US Forscher haben in einer Studie gezeigt, dass eine Massage die Abwehrkräfte steigert und Stress reduziert.
Die Forschergruppe untersuchte Blutproben von 29 Versuchsteilnehmern, die eine 45-minutige Schwedische Massage bekamen. Die Schwedische Massage kennen wir als die „klassische“ Massage.
Eine Kontrollgruppe, bestehend aus 24 Teilnehmern, wurde nur leicht berührt. Alle Teilnehmern waren gesund und zwischen 18 und 45 Jahre alt.
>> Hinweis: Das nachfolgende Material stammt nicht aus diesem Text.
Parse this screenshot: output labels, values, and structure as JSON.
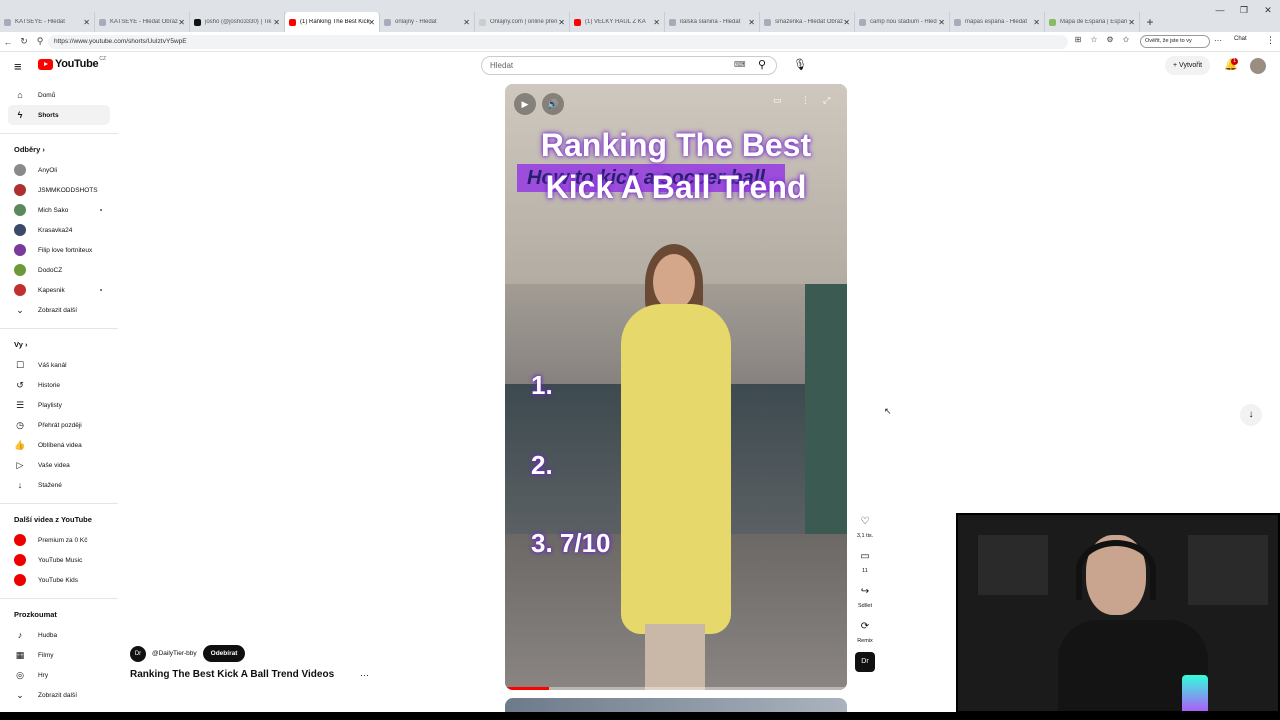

Es wurden Blutproben entnommen vor Beginn der Massage, eine Minute nach der Massage als auch 5, 10, 15, 30 und 60 Minuten später.
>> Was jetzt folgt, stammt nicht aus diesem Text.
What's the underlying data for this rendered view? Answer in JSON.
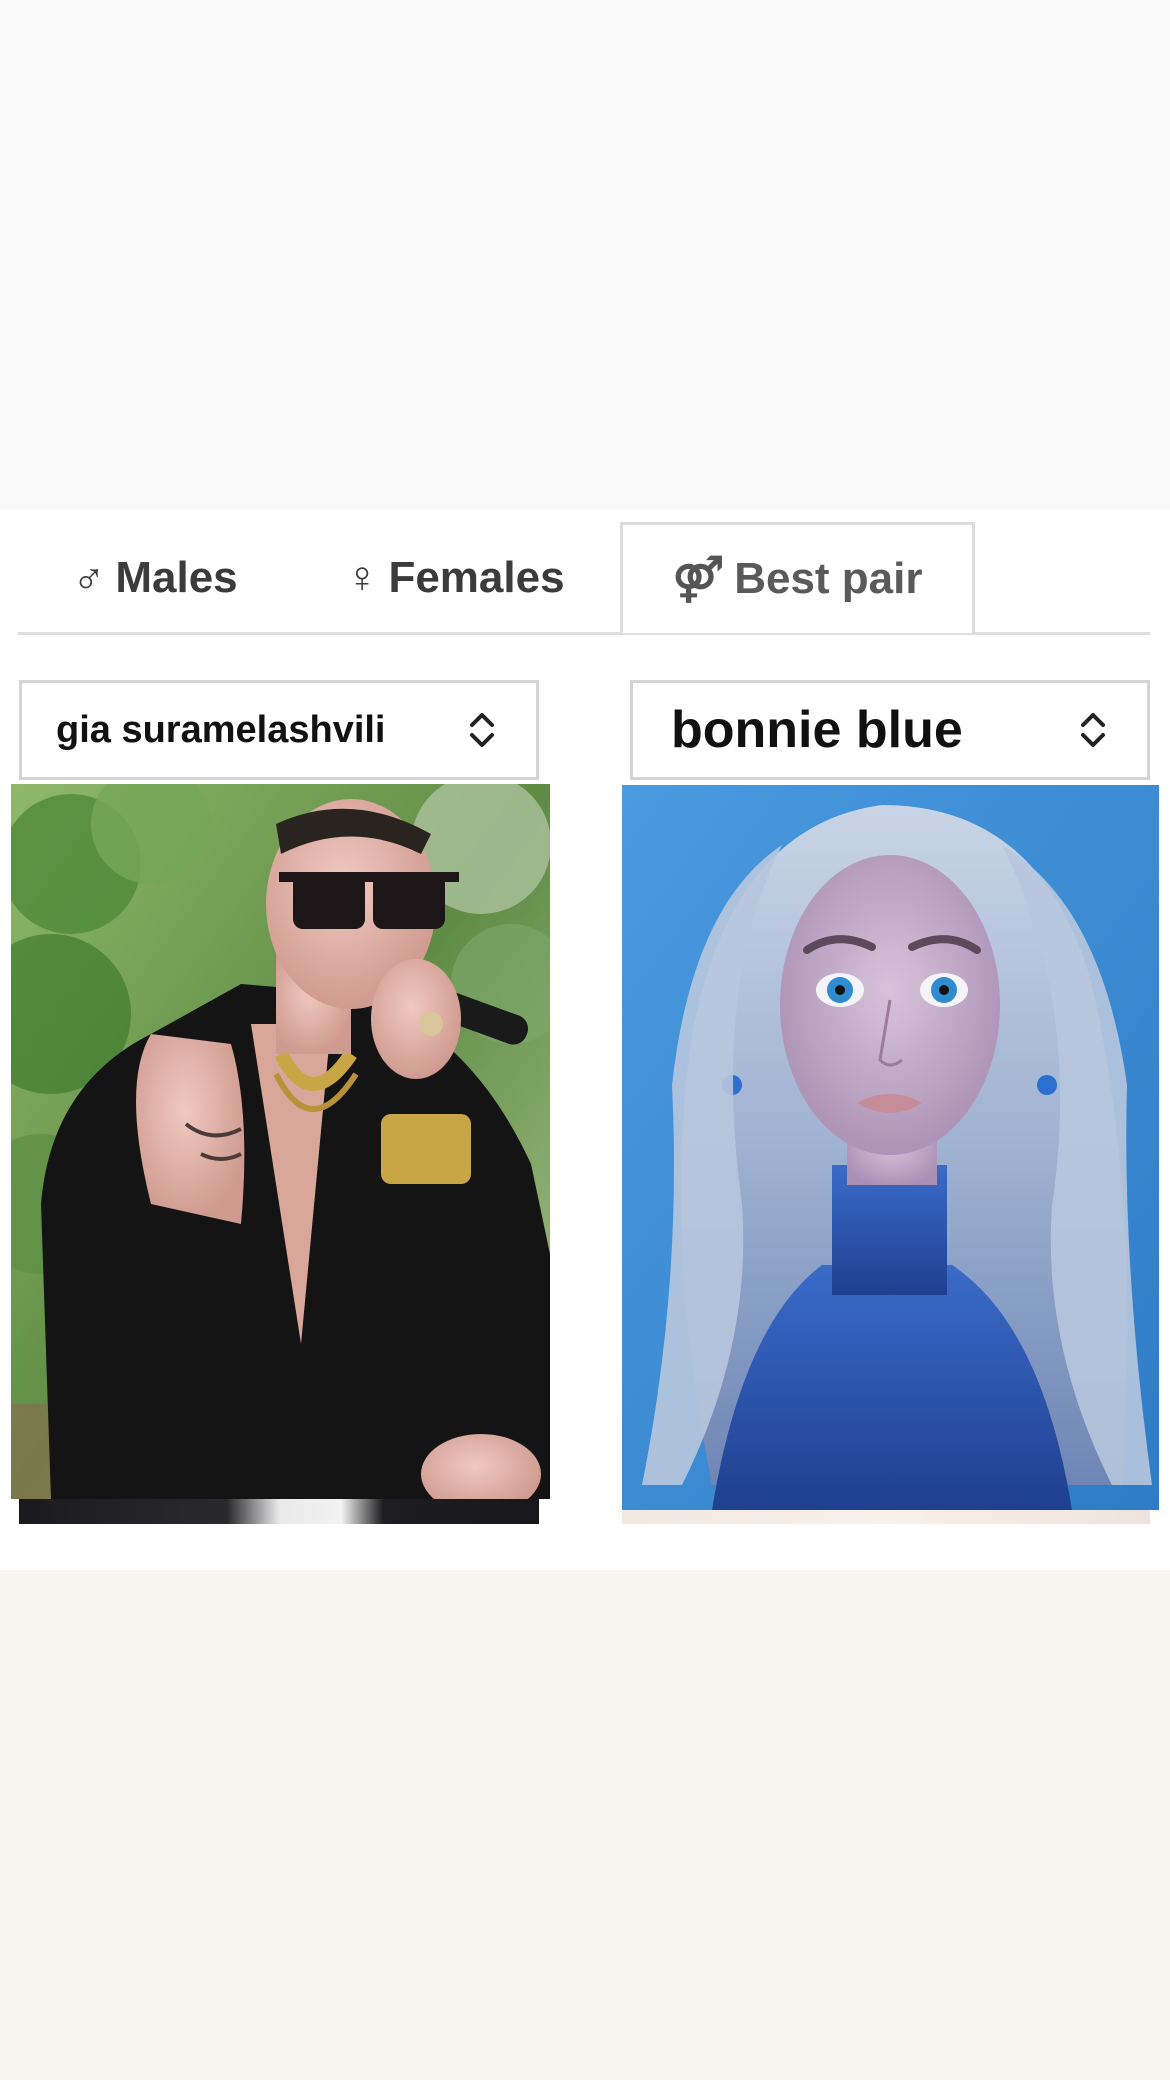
{
  "tabs": [
    {
      "label": "Males",
      "icon": "male-symbol-icon",
      "glyph": "♂",
      "active": false
    },
    {
      "label": "Females",
      "icon": "female-symbol-icon",
      "glyph": "♀",
      "active": false
    },
    {
      "label": "Best pair",
      "icon": "pair-symbol-icon",
      "glyph": "⚤",
      "active": true
    }
  ],
  "left_select": {
    "value": "gia suramelashvili"
  },
  "right_select": {
    "value": "bonnie blue"
  },
  "colors": {
    "tab_text": "#3b3b3b",
    "border": "#d4d4d4",
    "left_photo_background": "#6f9b52",
    "right_photo_background": "#3a8ad0"
  }
}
Blutwerte nach der Massage

Die Wissenschaftler stellten fest, dass bei der Gruppe, die eine Schwedische Massage bekommen hat, im Vergleich zu der Kontrollgruppe, die Menge an Lymphozyten erhöht war. Lymphozyten gehören zu unserem Immunsystem und sind eine Form der weißen Blutkörperchen, die schädliche Bakterien oder Viren im Körper bekämpfen. Der Anteil des Stresshormons Cortisol im Blut der Probanden war verringert.
Auch vermindert war die Menge des Hormons Arginin-Vasopressin im Blut. Das Vasopressin lässt unseren Blutdruck steigen und spielt u.a. eine Rolle beim Aggressionsverhalten.

Die Wissenschaftler hoffen, dass ihre Studie zukünftig Auswirkungen auf die Behandlung von Autoimmun- und Entzündungserkrankungen hat.